As luck would have it, I was settling in for a Larry Fessenden double feature the same night that Twitter—or, at least, the small corner of the platform occupied by film writers and cinephiles—was working itself into a tizzy about an article in The Guardian postulating a new subgenre of “post-horror.” The basic thrust of the Guardian article is that recent films like It Comes At Night and A Ghost Story are changing the horror paradigm by adding talky drama elements to genre narratives, which is exactly what Larry Fessenden was doing in the ‘90s. His 1991 debut feature No Telling combines a Cassavetes-esque relationship drama about a marriage in decline with the bare-bones structure of the Frankenstein myth, as an obsessive medical researcher turns to neighborhood pets after he finds himself unable to procure the animals he’s convinced he needs to complete his research. The result is rather like a naturalistic take on Re-Animator cut together with scenes from A Woman Under The Influence, as strange as that may sound.

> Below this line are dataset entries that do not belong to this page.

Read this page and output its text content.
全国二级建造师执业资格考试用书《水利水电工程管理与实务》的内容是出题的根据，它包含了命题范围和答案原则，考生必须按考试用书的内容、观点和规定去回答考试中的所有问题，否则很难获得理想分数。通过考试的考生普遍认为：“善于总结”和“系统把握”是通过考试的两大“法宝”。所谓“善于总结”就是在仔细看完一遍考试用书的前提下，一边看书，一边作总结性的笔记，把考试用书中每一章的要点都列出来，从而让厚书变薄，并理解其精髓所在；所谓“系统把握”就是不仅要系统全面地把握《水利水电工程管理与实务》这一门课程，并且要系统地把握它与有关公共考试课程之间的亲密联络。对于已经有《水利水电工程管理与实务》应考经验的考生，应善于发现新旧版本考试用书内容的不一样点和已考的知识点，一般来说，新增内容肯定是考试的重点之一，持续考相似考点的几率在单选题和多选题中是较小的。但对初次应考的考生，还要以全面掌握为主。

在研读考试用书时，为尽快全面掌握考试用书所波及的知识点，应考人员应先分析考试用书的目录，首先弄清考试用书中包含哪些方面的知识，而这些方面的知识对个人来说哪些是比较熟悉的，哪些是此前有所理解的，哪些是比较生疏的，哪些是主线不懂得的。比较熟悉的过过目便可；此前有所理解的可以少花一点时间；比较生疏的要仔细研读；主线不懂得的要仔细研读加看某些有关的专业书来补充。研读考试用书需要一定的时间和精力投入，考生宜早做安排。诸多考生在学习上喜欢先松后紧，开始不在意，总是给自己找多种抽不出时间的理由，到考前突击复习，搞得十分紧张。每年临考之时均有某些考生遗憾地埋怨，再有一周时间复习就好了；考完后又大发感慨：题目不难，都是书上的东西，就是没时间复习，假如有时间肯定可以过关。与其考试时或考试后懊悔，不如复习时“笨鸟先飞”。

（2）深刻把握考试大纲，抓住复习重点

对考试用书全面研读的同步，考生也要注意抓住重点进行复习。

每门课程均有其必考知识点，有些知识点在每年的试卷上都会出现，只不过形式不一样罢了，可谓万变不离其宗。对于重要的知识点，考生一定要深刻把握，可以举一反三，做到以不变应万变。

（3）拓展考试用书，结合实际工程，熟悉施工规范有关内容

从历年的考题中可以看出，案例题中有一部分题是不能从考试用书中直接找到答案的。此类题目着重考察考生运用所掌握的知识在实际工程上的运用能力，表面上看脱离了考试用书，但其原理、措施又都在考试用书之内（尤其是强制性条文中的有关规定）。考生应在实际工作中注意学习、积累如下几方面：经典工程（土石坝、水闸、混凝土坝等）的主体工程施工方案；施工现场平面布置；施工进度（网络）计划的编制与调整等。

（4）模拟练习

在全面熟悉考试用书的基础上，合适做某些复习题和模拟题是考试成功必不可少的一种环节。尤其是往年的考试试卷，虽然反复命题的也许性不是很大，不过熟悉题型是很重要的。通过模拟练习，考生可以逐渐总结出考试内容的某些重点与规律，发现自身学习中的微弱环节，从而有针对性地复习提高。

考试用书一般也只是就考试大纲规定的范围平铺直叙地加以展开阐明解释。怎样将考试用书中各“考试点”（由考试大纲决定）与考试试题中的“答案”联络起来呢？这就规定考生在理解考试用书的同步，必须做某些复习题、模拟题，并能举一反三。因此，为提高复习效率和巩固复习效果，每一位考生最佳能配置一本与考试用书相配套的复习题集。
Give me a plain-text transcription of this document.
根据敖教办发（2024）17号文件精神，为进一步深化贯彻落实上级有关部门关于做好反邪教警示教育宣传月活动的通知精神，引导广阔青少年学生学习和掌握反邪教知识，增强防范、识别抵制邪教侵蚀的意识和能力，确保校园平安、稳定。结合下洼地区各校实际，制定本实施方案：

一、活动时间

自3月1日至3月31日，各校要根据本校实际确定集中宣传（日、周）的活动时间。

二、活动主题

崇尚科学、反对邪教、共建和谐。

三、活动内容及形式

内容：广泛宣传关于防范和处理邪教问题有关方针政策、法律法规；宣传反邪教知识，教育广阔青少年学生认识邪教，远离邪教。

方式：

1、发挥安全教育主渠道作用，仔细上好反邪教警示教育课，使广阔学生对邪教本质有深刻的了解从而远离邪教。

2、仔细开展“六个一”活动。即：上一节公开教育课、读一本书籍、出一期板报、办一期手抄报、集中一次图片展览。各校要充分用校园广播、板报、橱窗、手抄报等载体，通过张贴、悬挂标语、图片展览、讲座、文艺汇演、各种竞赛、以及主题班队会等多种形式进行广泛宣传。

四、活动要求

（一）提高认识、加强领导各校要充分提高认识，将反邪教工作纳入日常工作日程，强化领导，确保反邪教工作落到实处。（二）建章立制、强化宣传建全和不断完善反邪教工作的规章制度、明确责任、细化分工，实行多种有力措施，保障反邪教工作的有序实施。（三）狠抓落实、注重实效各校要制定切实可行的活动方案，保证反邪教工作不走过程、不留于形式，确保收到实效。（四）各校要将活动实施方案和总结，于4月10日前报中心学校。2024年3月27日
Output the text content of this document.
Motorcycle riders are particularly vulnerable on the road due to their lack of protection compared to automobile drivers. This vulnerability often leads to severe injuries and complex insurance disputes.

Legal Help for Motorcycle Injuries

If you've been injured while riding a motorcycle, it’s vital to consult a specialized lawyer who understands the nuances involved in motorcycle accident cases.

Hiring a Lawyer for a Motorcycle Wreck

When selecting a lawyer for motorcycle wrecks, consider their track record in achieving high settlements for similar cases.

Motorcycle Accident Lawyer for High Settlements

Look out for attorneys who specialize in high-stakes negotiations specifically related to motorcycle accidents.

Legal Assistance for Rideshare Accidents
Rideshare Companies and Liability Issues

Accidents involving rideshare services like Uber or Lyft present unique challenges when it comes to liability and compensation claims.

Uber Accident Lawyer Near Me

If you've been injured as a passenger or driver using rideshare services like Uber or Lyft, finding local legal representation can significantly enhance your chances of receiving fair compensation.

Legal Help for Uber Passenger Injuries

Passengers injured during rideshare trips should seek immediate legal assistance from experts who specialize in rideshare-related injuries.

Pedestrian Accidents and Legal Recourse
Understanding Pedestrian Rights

That particular film also touches on themes of animal rights and environmentalism, displaying a social consciousness that was developed more fully in Fessenden’s follow-up film, 1995’s Habit. Like this year’s Colossal, Habit uses an alcoholic protagonist as a metaphor to tie in with the film’s fantastic elements; in this case, it’s Lower East Side resident Sam (Fessenden), who’s been a complete drunken mess ever since his girlfriend broke up with him and his father died within a few months of each other. Meeting the enigmatic Anna (Meredith Snaider) at a Halloween party ignites an obsessive affair unlike anything Sam has ever experienced in his life, but as their nightly rendezvous grow more intense, Sam starts feeling, well, ill. Blending classical vampire imagery—Anna is allergic to garlic, and can’t come in to Sam’s apartment without an invitation—with the pervasive fear of AIDS that hung over every sexually active person in the ‘90s, Habit is not only a metaphorically rich horror-drama hybrid, but a time capsule of the last gasp of bohemia in downtown Manhattan.

Both of these films are available in Shout! Factory’s Larry Fessenden Collection boxed set, and No Telling is also currently streaming on Shudder.